Ayrıca Murat'ın öğrenmek ve okulla ilgili acayip fikirleri de vardı. Ona göre okul, çocuklar için tehlikeli bir yerdi. Çünkü alfabeyi, milyonlarca kelime ile yüzlerce, binlerce sayıyı öğrenmek bir zaman sonra vücutta bazı değişikliklere yol açıyor; bu kadar çok bilgiyi öğrenen çocuklar da kısa bir zaman sonra her şeyi, hatta gülmeyi bile unutuyorlardı.
Murat okula gitmekten, ders çalışmaktan nefret ediyordu. Tek ümidi dünyaca ünlü Kırmızı Korsanlar'dı. Kırmızı Korsanlar, gemileriyle dünyayı geziyor, yeni yerler görüyor sabahtan akşama kadar eğlenmekten başka bir iş yapmıyorlardı. Okula gitmeleri gerekmiyordu. Okumak zorunda oldukları kalın kitaplar ya da yapmaları gereken ödevleri yoktu. Hayatlarında iki şey vardı: Kahkahalarla gülmek ve macera. İşte Murat da bunlara bayılıyordu. O yüzden de, eğer Kırmızı Korsanlar'a katılırsa bütün bu gereksiz yorucu işlerden, en güzeli de okula gitmekten kurtulacağını düşünüyordu.
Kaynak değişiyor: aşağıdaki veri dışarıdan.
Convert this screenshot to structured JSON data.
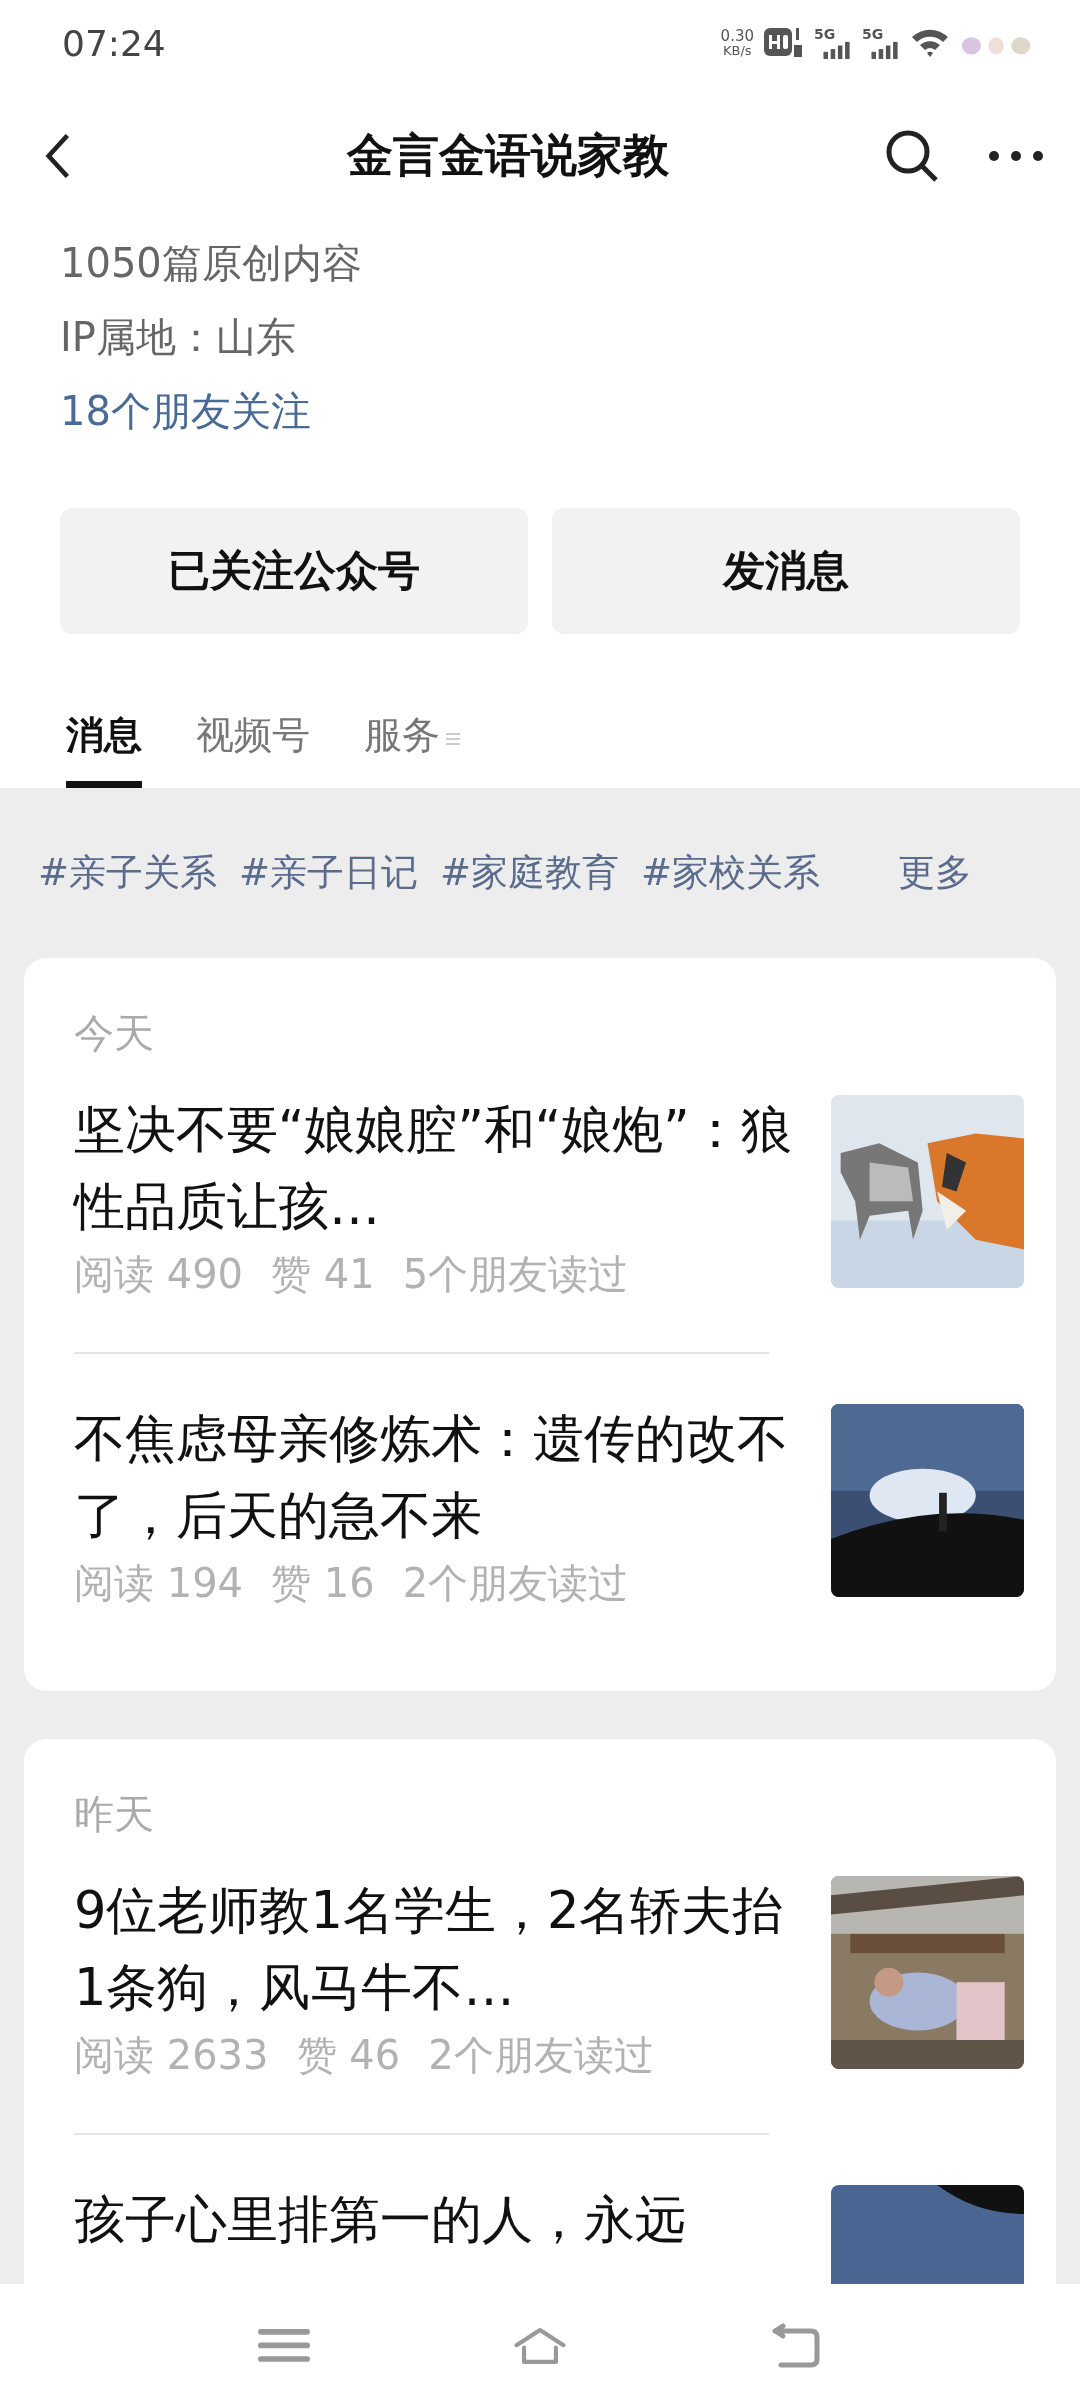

En sonunda bir kış günü, tam tamına kırk beş dakika uğraşarak, kargacık burgacık el yazısıyla Kırmızı Korsanlar'a şöyle bir mektup yazdı:
"savgılı KiRMiZi korsanlar. beĞn Çok mUtsuZ bir çocUKum? lüĞtfen beni kurtarın, (Sevgiler". Murat!"
Murat'ın yazısı ve dilbilgisi, okuma yazma bilen herkesin hemencecik anlayabileceği gibi berbattı. Eee, sınıfta ders dinlemek yerine bütün gün uyursa olacağı budur işte.
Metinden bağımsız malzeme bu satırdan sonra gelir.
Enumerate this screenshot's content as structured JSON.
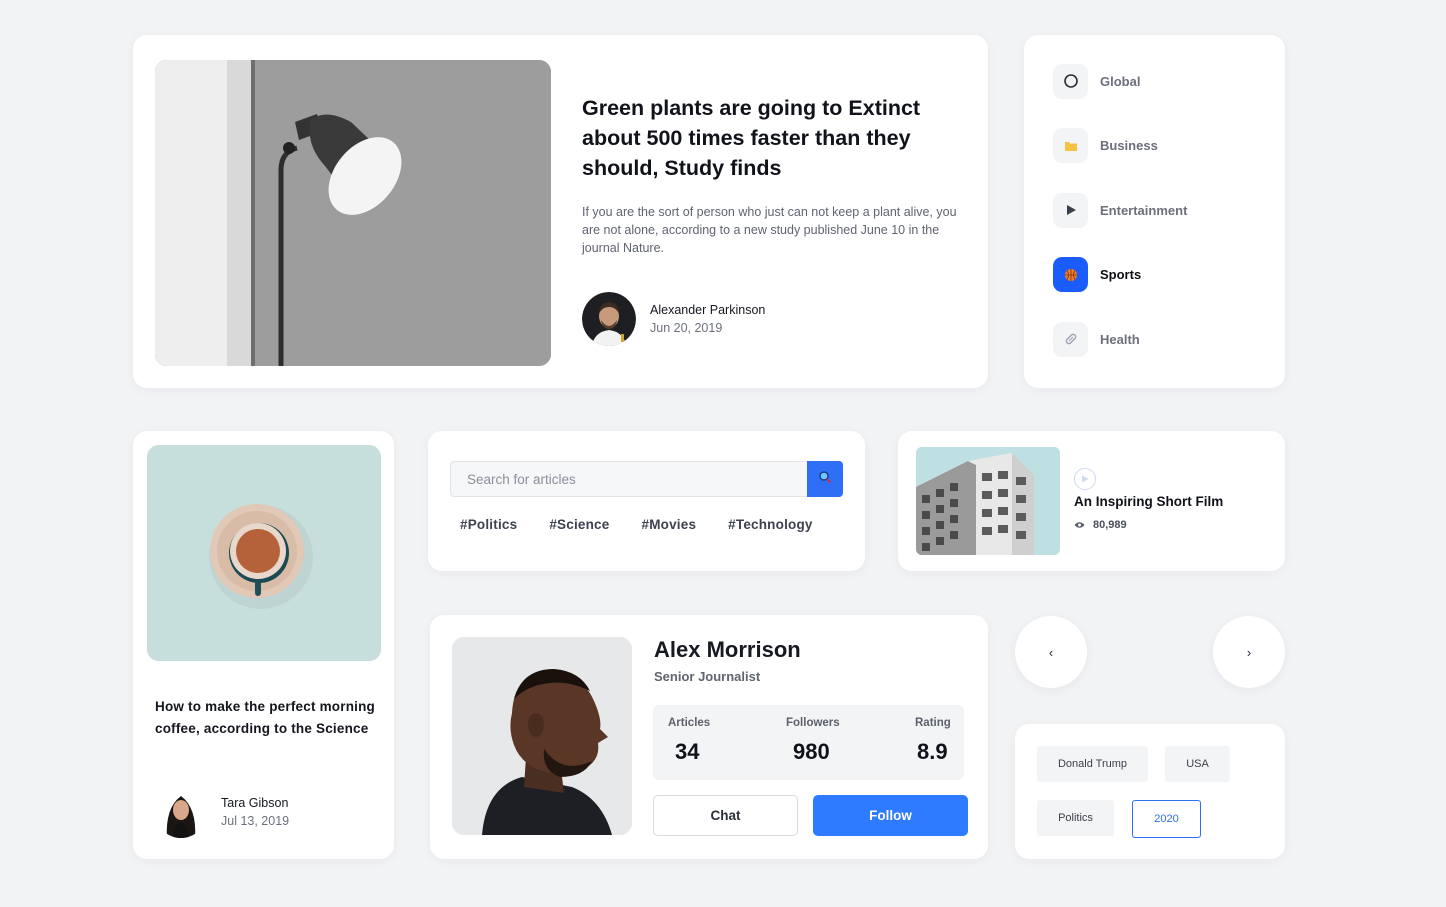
{
  "featured": {
    "title": "Green plants are going to Extinct about 500 times faster than they should, Study finds",
    "excerpt": "If you are the sort of person who just can not keep a plant alive, you are not alone, according to a new study published June 10 in the journal Nature.",
    "author": "Alexander Parkinson",
    "date": "Jun 20, 2019"
  },
  "categories": [
    {
      "label": "Global",
      "icon": "globe-icon",
      "active": false
    },
    {
      "label": "Business",
      "icon": "folder-icon",
      "active": false
    },
    {
      "label": "Entertainment",
      "icon": "play-icon",
      "active": false
    },
    {
      "label": "Sports",
      "icon": "basketball-icon",
      "active": true
    },
    {
      "label": "Health",
      "icon": "pill-icon",
      "active": false
    }
  ],
  "coffee_article": {
    "title": "How to make the perfect morning coffee, according to the Science",
    "author": "Tara Gibson",
    "date": "Jul 13, 2019"
  },
  "search": {
    "placeholder": "Search for articles",
    "tags": [
      "#Politics",
      "#Science",
      "#Movies",
      "#Technology"
    ]
  },
  "video": {
    "title": "An Inspiring Short Film",
    "views": "80,989"
  },
  "profile": {
    "name": "Alex Morrison",
    "role": "Senior Journalist",
    "stats": [
      {
        "label": "Articles",
        "value": "34"
      },
      {
        "label": "Followers",
        "value": "980"
      },
      {
        "label": "Rating",
        "value": "8.9"
      }
    ],
    "chat_label": "Chat",
    "follow_label": "Follow"
  },
  "nav": {
    "prev": "‹",
    "next": "›"
  },
  "tag_cloud": [
    {
      "label": "Donald Trump",
      "selected": false
    },
    {
      "label": "USA",
      "selected": false
    },
    {
      "label": "Politics",
      "selected": false
    },
    {
      "label": "2020",
      "selected": true
    }
  ],
  "colors": {
    "accent": "#2f7bff",
    "active_category": "#1b5cff",
    "background": "#f2f3f5"
  }
}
Murat mektubunu bitirdikten sonra okumaya çalıştı. Ama bu da birazcık zor oldu. Mektubunu tamı tamına yarım saatte okuyabildi. Sonra kâğıdı katlayıp, ufak bir süt şişesine tıktı. Şişenin tıpasını da sıkıca kapatıp, denize fırlattı. Deniz dalgalıydı. Şişe çabucak dalgaların arasında kaybolup gitti.
Derken zaman su gibi aktı. Yaz geldi. Okullar tatil oldu. Murat neredeyse mektubunu unutmuştu. Karnesi ise her zamanki gibi minicik notlarla doluydu. Birlerle ikilerden başka bir rakam yoktu karnede.
Annesiyle babası derslerine çalışmasını istedikleri için bir sürü yardımcı ders kitabıyla ansiklopedi ve hikâye kitabı almışlardı. Murat işte bu kitap dağı arasında oflayıp pufluyor fakat bütün olanlara rağmen günlerini hiçbir iş yapmadan geçirip duruyordu.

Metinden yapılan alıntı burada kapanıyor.